08 Jan Want Your M&A to Fail? Here’s How.
As we begin a New Year, with business strategies in place, I thought it would be helpful to begin a multi-part discussion on M&A, or that which has often been described as one of the most unnatural acts in business. This missive will touch on how and why M&A can go awry.
And awry they do go, with something like 50 percent to 80 percent of all M&A failing to live up to the intended goal. The reason cited most often for why M&A stumble is the failure of planning for — and the failure to and correctly implement — the post-merger assimilation of cultures, people, values, attitudes and styles.
It’s an intriguing twist of management fate that one of the most critical elements of a company’s long-term growth strategy is governed upside down. Most of management’s attention is focused on the up front number crunching, due diligence phase of the project, which evidence suggests is one of the least likely areas where M&A run afoul. The back-end — the post-acquisition assimilation phase of M&A, where research suggests 65 percent of the failure occurs and where management’s experience and firm hand is needed — is what gets the short shrift.
Let’s be fair and not put all the blame for these troublesome failure rates on post-acquisition blunders. There are other textbook culprits eager to contribute to this dilemma, and sadly we’ve seen them all, and far too often.
In no particular order, here are some of the most common pitfalls:
- Flawed corporate strategy by one or both companies, buying or selling for the wrong reason, and doing so out of desperation or fear.
- Executive hubris; thinking the buyer’s or seller’s key executive is bigger, more important and more powerful than the act.
- False, rosy-eyed, wishful expectations of a savings bonanza.
- Too little focus and effort on building a relationship with the seller and understanding/empathizing with their position and why they’re selling. Remember, it’s all about them, not you.
- Flying solo; trying to manage a long, complex, time-demanding process that novices never believe is long, complex or time-demanding.
- Relying too heavily on your lawyer, who in his role as counselor will often surface demons that are not really there in an effort to manage every risk.

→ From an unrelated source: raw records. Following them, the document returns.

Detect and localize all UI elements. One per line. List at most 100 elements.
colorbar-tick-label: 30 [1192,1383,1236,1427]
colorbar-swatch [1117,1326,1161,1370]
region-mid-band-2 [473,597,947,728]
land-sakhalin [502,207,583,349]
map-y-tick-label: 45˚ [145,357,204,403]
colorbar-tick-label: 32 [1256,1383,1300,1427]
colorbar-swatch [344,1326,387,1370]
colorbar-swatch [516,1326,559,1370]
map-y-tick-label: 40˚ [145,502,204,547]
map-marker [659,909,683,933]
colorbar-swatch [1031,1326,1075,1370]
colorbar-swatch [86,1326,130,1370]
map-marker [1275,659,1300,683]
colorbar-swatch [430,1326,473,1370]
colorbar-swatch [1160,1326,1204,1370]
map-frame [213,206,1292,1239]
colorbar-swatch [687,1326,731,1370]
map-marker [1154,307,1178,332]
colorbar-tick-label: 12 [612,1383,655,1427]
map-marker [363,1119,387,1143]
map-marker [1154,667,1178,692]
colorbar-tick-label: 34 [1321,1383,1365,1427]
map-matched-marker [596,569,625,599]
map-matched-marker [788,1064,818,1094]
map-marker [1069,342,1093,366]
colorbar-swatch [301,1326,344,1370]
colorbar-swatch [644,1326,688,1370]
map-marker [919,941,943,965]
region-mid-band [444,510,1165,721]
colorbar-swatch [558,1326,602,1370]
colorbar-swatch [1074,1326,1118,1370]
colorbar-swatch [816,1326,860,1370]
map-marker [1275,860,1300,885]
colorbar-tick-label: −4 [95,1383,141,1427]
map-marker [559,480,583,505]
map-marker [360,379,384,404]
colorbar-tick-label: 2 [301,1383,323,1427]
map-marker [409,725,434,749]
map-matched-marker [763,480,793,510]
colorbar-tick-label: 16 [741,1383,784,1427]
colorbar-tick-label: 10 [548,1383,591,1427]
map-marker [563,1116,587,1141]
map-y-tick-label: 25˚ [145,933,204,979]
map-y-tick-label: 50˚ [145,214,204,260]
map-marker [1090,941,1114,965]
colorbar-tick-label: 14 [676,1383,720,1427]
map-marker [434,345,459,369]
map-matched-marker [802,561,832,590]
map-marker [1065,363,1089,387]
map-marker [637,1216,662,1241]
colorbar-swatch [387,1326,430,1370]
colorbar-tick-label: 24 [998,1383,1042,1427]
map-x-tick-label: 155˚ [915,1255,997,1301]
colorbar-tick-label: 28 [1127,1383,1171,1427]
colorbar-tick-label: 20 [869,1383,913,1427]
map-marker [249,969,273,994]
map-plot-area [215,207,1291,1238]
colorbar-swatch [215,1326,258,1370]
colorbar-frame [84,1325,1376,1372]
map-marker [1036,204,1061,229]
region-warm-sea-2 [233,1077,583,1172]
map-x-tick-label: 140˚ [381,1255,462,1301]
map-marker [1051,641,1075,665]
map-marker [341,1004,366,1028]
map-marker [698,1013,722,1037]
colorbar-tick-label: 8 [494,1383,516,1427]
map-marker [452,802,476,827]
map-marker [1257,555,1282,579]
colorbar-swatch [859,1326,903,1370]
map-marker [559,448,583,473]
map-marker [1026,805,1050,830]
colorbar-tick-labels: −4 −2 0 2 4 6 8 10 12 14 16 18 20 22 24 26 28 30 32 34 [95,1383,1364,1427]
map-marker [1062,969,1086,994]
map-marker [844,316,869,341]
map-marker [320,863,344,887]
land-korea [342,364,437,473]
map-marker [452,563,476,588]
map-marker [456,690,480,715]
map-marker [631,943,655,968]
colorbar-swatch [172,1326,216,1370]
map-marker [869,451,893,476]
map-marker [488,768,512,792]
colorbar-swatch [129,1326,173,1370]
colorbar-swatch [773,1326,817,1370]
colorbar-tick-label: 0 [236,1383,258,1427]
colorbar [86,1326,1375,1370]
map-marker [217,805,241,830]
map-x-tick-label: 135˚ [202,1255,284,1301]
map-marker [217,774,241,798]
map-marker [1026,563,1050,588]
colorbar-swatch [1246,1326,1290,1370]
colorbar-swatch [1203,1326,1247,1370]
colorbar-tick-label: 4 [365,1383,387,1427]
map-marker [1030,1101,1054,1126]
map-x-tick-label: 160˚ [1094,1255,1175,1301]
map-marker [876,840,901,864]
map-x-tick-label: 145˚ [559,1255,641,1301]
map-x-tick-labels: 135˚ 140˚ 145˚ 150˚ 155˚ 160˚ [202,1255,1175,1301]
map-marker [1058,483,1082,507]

- Not vetting a deal carefully for strategic, cultural and financial fit — in that order, and only in that order.
- Getting cold feet, which is a natural reaction, and completely understandable. It’s all the more reason you have to undertake an M&A for the right reasons and stick to a proven process.
- Surprises in the last three to five days before closing, when emotions are most fragile and when a steady hand on the tiller is required to cross the finish line. This is the time to find middle ground. It’s not the time for a “my way or the highway” message.
- Getting deal fever as the buyer — again, when emotions are high — or getting the deal done at any cost, will be deadly in the end.
- Talking yourself into believing you can build it for what you would pay to buy it. This is simply not true.
The consequence of failure for small-to-midsize IT services firms — without the financial reserves of their larger brethren, who can withstand an M&A miss or two and emerge humbled and bleeding but not broken — can be devastating. The question for these executives should not be whether to embark on an M&A strategy, but how to do it right.